In an Instagram post announcing the news, 4505 says that the Oakland location closed “its doors indefinitely” as of Friday, and “our goal is to bring our BBQ back to the East Bay in a new, creative way. There are a few things on the horizon, so stay tuned for more.” Its Divisadero location remains open, 4505’s website confirms.
Just a few blocks west of San Francisco’s 4505 location stood Straw, a Lower Haight restaurant familiar to anyone stuck on the Octavia Boulevard path to the freeway. The carnival-themed spot opened in early 2011 with a menu that included items like a Bearded Lady (pulled pork and blackberry coulis), a working cotton candy machine and Tilt-a-Whirl booth, and a clever gimmick: Guess the amount of your check, and you’d score a free meal.
At the restaurant’s height, owners Ari and Maura Feingold, who also opened Market Street’s Proposition Chicken in 2013, were regulars on novelty-seeking episodes of Food Network shows, drawing tourists with Straw’s gimmicky dining room. In the intervening decade, however, traffic to the restaurant dropped, and J Weekly reports that the Feingolds pivoted to a catering-only business at the end of 2019.

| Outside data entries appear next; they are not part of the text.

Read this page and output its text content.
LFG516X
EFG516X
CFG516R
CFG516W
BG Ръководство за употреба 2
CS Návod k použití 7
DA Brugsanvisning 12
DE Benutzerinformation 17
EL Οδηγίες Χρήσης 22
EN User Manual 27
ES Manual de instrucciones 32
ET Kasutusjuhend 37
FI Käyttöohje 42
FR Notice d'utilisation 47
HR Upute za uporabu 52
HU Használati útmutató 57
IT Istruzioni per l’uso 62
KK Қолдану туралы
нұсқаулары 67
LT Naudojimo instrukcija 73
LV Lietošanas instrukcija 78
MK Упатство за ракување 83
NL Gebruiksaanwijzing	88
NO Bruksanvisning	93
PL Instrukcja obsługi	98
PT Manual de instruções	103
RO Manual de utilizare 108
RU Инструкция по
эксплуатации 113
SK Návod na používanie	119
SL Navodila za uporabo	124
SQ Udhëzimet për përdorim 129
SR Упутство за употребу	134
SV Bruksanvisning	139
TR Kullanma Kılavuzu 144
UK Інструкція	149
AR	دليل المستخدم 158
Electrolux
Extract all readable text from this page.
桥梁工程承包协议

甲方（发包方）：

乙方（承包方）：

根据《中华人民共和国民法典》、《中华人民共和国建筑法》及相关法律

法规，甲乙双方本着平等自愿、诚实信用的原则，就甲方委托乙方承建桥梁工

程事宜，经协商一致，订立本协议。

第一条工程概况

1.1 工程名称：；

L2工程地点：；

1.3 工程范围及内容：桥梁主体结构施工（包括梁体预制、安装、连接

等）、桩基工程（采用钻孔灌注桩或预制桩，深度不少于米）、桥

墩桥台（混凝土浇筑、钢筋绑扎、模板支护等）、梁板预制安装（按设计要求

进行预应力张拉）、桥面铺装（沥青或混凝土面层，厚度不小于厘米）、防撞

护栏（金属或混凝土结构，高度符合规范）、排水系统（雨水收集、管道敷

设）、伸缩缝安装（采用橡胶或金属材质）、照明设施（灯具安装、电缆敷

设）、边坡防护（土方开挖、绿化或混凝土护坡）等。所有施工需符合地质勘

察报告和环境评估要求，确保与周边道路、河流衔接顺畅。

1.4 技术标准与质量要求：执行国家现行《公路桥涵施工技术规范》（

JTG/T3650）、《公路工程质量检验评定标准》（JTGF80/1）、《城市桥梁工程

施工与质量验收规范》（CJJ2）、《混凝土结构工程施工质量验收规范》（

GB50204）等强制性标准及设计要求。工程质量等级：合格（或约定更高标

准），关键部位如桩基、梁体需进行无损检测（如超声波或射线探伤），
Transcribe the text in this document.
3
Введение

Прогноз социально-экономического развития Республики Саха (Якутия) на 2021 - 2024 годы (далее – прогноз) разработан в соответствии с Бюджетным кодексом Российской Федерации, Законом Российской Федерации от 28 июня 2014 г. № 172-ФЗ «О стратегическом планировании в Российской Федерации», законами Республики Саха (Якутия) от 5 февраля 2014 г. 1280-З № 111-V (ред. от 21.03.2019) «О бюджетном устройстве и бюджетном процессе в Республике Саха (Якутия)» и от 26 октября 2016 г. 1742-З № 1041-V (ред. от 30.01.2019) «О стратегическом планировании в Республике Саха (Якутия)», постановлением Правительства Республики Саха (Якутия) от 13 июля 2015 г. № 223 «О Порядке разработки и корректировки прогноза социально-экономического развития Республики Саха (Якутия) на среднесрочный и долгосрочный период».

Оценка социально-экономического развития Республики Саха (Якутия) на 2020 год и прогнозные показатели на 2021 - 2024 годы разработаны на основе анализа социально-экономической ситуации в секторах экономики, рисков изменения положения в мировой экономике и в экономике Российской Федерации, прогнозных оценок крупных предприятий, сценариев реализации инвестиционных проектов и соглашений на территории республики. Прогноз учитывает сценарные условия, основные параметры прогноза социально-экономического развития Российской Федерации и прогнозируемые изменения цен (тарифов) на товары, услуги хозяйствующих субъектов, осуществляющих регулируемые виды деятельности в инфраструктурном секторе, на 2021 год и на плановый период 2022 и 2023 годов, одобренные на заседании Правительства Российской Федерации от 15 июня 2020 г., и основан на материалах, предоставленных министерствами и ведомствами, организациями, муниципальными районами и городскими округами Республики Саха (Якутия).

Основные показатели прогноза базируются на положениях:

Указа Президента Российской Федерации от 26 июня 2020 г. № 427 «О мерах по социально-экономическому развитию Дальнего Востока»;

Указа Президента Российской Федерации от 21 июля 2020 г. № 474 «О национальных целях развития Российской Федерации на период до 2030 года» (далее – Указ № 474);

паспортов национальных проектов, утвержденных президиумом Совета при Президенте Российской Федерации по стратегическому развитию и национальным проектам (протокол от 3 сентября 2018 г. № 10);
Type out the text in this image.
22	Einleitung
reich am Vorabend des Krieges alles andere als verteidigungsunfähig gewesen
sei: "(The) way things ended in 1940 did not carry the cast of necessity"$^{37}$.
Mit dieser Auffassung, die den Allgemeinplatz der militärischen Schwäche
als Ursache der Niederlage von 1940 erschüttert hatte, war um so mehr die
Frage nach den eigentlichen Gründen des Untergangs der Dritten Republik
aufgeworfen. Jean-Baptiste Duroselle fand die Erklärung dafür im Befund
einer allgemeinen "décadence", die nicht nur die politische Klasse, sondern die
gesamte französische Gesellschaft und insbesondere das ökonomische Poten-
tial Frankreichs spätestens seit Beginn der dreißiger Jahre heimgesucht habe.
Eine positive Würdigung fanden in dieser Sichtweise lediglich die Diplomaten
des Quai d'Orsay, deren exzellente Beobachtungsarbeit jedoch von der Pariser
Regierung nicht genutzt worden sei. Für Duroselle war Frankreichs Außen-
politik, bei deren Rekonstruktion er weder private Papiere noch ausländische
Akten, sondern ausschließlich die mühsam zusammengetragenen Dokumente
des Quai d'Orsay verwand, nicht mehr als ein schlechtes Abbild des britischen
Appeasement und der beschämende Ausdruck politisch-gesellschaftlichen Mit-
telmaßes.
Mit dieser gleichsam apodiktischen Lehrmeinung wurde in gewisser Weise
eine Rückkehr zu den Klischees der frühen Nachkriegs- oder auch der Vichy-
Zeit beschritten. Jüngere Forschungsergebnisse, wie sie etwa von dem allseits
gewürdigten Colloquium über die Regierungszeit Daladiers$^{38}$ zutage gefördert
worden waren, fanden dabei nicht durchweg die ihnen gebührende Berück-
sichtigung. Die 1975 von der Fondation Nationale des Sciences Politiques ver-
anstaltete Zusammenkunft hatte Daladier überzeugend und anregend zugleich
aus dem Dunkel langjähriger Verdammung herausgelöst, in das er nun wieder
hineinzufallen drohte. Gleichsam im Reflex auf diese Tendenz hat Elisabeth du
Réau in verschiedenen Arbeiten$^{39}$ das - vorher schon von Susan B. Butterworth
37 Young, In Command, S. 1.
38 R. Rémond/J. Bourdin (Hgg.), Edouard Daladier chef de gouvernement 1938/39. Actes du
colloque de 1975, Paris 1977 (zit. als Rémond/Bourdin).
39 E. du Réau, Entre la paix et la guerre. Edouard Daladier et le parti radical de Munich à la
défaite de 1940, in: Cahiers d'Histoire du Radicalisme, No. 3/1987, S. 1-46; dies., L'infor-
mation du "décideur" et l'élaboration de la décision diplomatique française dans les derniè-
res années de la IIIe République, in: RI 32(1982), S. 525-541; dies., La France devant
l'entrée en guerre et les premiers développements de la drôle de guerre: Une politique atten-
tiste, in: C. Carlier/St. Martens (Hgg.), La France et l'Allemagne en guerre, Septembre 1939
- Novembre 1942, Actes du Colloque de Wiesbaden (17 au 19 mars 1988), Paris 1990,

But with events on hold during the coronavirus crisis, even that iteration of Straw is over. Their formerly festive dining room at Octavia and Page streets a thing of the past, the Feingolds have now turned their full attention to Proposition Chicken, which remains open for takeout and delivery service only. There’s a hope, however, that, when the pandemic ends and events resume, Straw might serve up its ringmaster burger (a cheeseburger with glazed doughnuts for a bun) and set its cotton candy a-whir once more.